The federal government should be no different.
The reality is that the private sector is where innovation happens at scale. From cybersecurity to cloud infrastructure to AI, the most advanced capabilities are being built, tested, and hardened in commercial environments every day. When government agencies rely on outdated procurement models or over-customized systems, they not only spend more, they fall behind.
The White House directive recognizes this gap and takes a meaningful step toward closing it. By pushing agencies to justify non-commercial purchases and increase adoption of proven solutions, it is setting a new standard for efficiency, accountability, and performance.

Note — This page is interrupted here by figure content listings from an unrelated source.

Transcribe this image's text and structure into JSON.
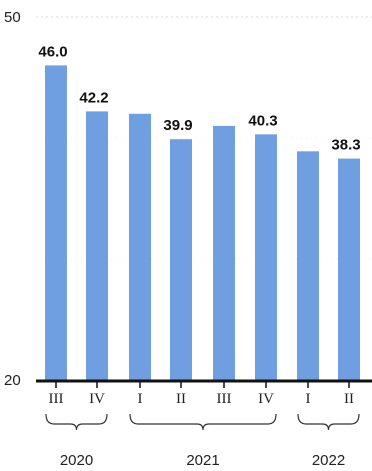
{
  "chart_data": {
    "type": "bar",
    "title": "",
    "xlabel": "",
    "ylabel": "",
    "ylim": [
      20,
      50
    ],
    "yticks": [
      20,
      50
    ],
    "grid": true,
    "categories": [
      "III",
      "IV",
      "I",
      "II",
      "III",
      "IV",
      "I",
      "II"
    ],
    "values": [
      46.0,
      42.2,
      42.0,
      39.9,
      41.0,
      40.3,
      38.9,
      38.3
    ],
    "data_labels": [
      "46.0",
      "42.2",
      null,
      "39.9",
      null,
      "40.3",
      null,
      "38.3"
    ],
    "year_groups": [
      {
        "label": "2020",
        "from": 0,
        "to": 1
      },
      {
        "label": "2021",
        "from": 2,
        "to": 5
      },
      {
        "label": "2022",
        "from": 6,
        "to": 7
      }
    ],
    "bar_color": "#6f9fe0",
    "axis_color": "#111111",
    "grid_color": "#d9d9d9"
  }
}
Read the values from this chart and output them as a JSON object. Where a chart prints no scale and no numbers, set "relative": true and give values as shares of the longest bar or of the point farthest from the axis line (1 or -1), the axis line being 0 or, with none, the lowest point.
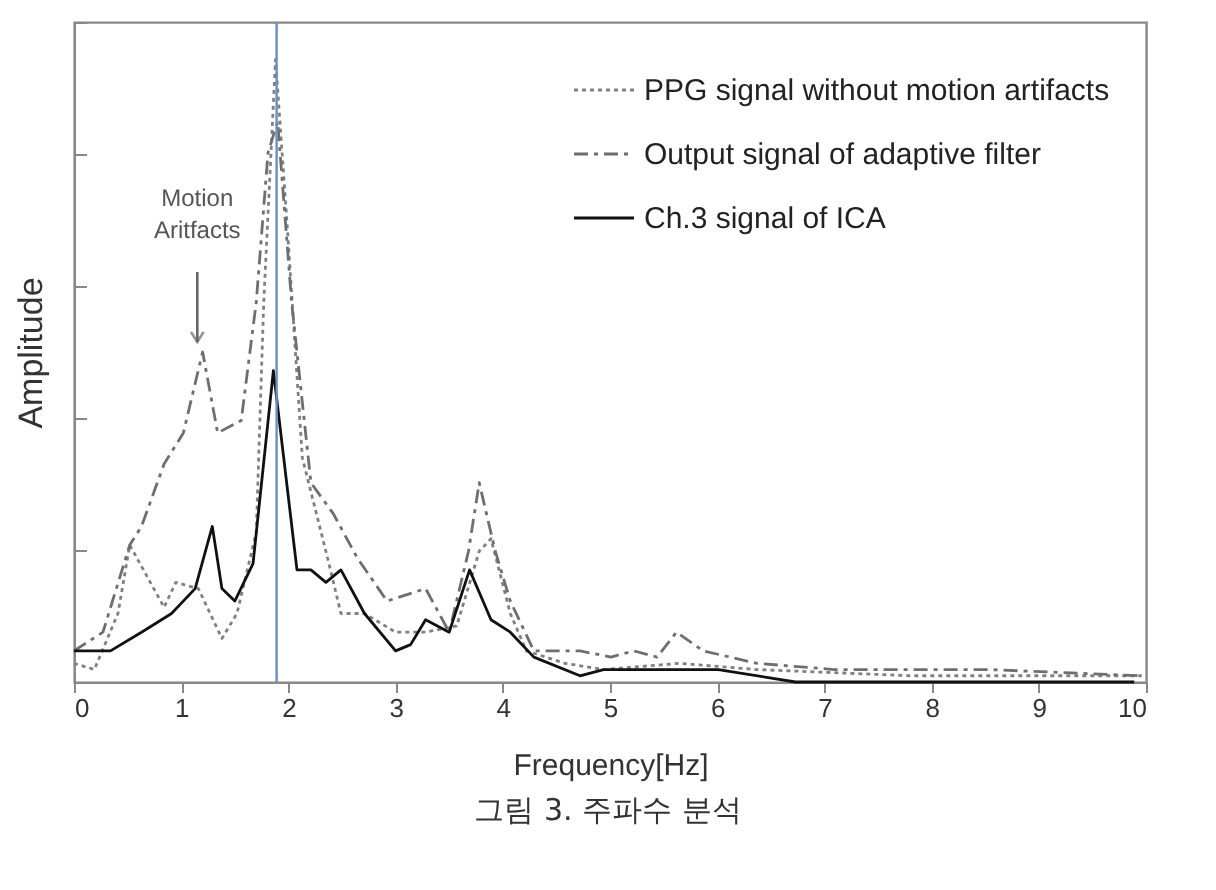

Having spent more than two decades in government, including serving as DHS CISO, Acting DHS Deputy CIO and as Vice-Chair of the Federal CISO Council, I’ve seen firsthand how difficult it has been for agencies to access and adopt the best commercial technologies, even when they clearly outperform custom-built alternatives. That experience is exactly why I joined Knox: to help remove those barriers and make it possible for the government to leverage cutting-edge innovation without compromising on security.
But policy alone isn’t enough.
One of the biggest barriers preventing innovative companies from serving the government has never been capability, it’s been compliance. Navigating federal cybersecurity requirements, accreditation processes, and procurement complexity can take years. For many of the most advanced technology companies, the cost and friction simply aren’t worth it.
That’s where Knox comes in.
We exist to remove these barriers. Knox makes it possible for best-in-class technology providers to meet the government’s stringent cybersecurity and compliance requirements without slowing down innovation. We bridge the gap between commercial excellence and federal readiness, so agencies can access the same tools that power the private sector.
This directive signals a turning point. It’s an opportunity to rethink how Government buys, builds, and deploys technology, and to align those practices with the realities of modern innovation.
The mission is clear: Deliver better outcomes for taxpayers, faster and more efficiently.
The path forward is equally clear: Adopt the best technology available, and make it easier for the companies building it to serve.
Knox is proud to help make that future a reality.